Das Ziel ist Bad Podiebrad in Tschechien, wo ihm auf Anhieb die landestypische Architektur gefällt. „Wir waren in dem Lager ‚Weißes Kreuz', einer beschlagnahmten Pension." Dort sind ausschließlich Schüler aus dem Burggymnasium und deren Lehrer untergebracht, doch im gleichen Ort - nicht ohne Grund als „Hauptstadt der KLV" bezeichnet - befinden sich noch zahlreiche andere Schulklassen. „Zum Teil sind es Tausende, wenn nicht zehntausende Kinder." Die sind zeitweise derart zahlreich, dass sie die einheimische Bevölkerung im Straßenbild weit in den Hintergrund drängen.

„Eine merkwürdige Unbefangenheit haben wir da gehabt", wundert sich Klaus Schlimm im Nachhinein. So unternimmt er in der Umgebung von Bad Podiebrad mit einem Freund kilometerlange Wanderungen und erkundet die Landschaft und die dortigen Dörfer, während etwa zu der Zeit in Prag das Attentat auf den deutschen SS-Führer Reinhard Heydrich und daraufhin von deutscher Seite Racheakte wie das Massaker in dem Dorf Lidice verübt werden.
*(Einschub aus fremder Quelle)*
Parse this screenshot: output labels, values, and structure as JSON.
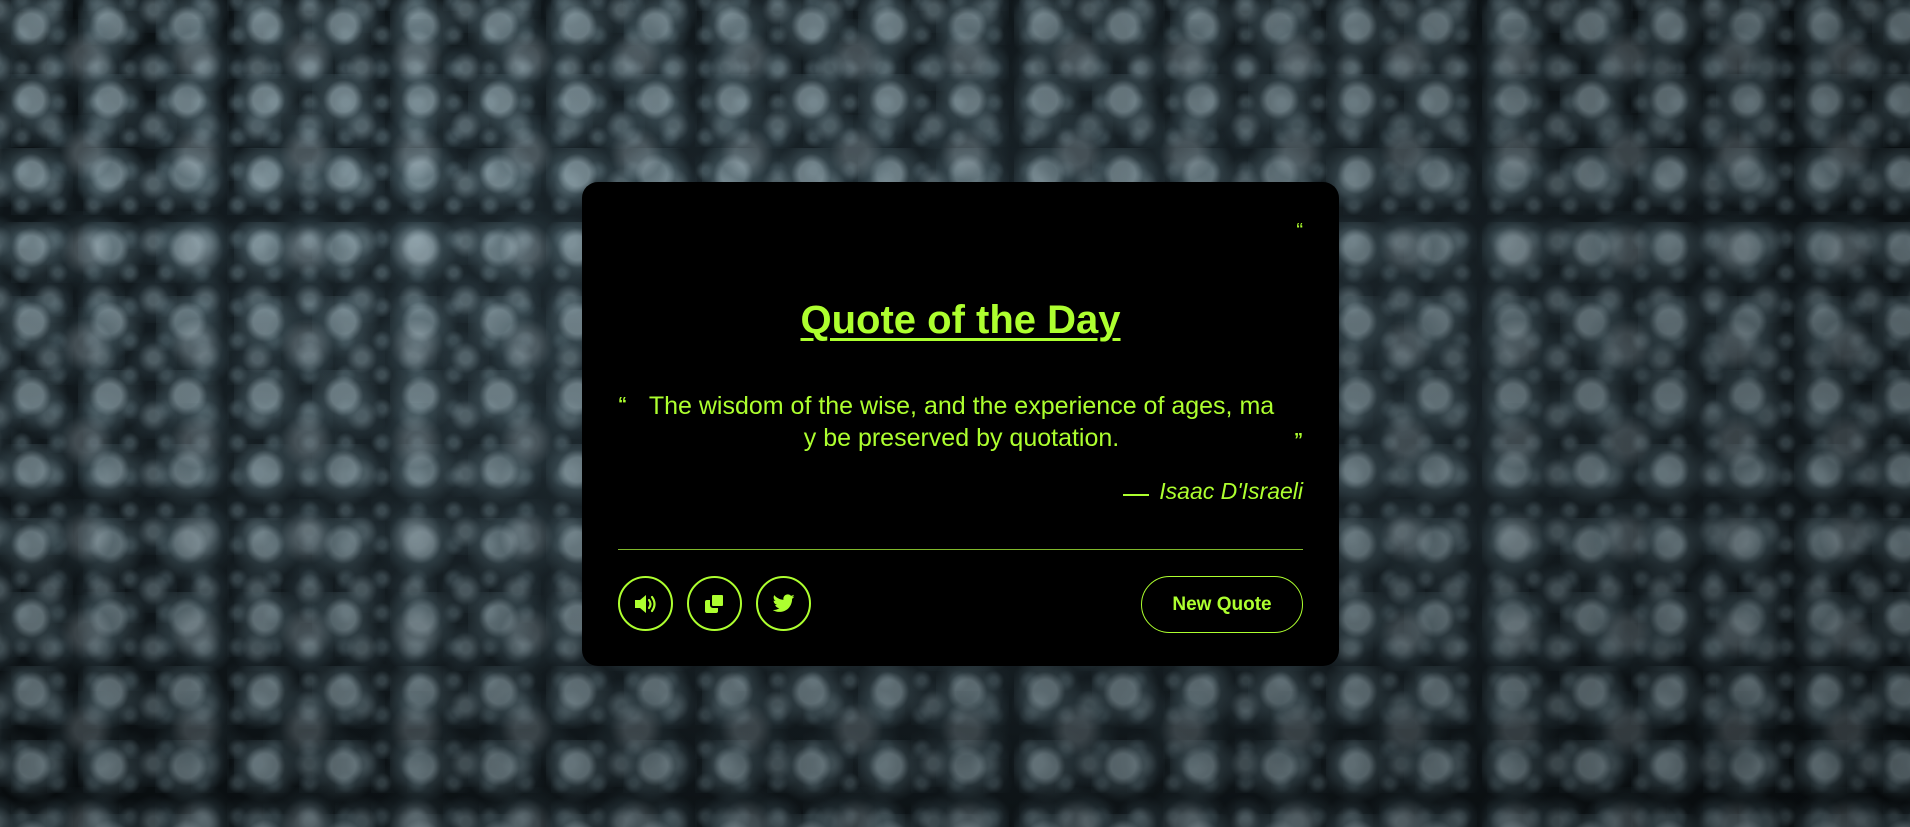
{
  "card": {
    "corner_mark": "“",
    "title": "Quote of the Day",
    "quote": {
      "open_mark": "“",
      "text": "The wisdom of the wise, and the experience of ages, may be preserved by quotation.",
      "close_mark": "”"
    },
    "author": "Isaac D'Israeli"
  },
  "actions": {
    "speak_icon": "volume-icon",
    "copy_icon": "copy-icon",
    "twitter_icon": "twitter-icon",
    "new_quote_label": "New Quote"
  },
  "colors": {
    "accent": "#adff2f",
    "card_background": "#000000"
  }
}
Die Jungen sehen aber keine Gefahren, wandern völlig unbeschwert und treffen auch immer wieder Einheimische, die weiter kein großes Interesse an ihnen zeigen.

 

Die Unterkunft und auch das Essen sind „sehr gut"; das Hotel wird von Tschechen geführt und es wird natürlich tschechisch gekocht, also mit vielen Knödeln und sehr fettig. „Die Schule war in einem sehr modernen Schulgebäude, aus dem man die Tschechen 'rausgeschmissen hatte. Die hatten also ein ganz modernes Schulgebäude, so was gab's in Deutschland nicht." Wohin die einheimischen Schüler ausweichen mussten, weiß Klaus Schlimm bis heute nicht, in seiner Zeit jedenfalls wurden in dem Gebäude ausschließlich deutsche Schüler unterrichtet. Er hat den Unterricht in der KLV als durchaus geregelt in Erinnerung, auch wenn Nebenfächer wie Religion und Biologie nicht mehr unterrichtet werden.

 

Die Stimmung in Bad Podiebrad ist zwar nicht allgemein schlecht, aber die Jungen empfinden die KLV - vor allem als sich zeigt, dass sie nicht wie versprochen nach drei Monaten beendet wird - aber zunehmend als Zwangsmaßname. Stattdessen wird ihr Aufenthalt in der Fremde und somit weit entfernt vom Elternhaus immer wieder verlängert.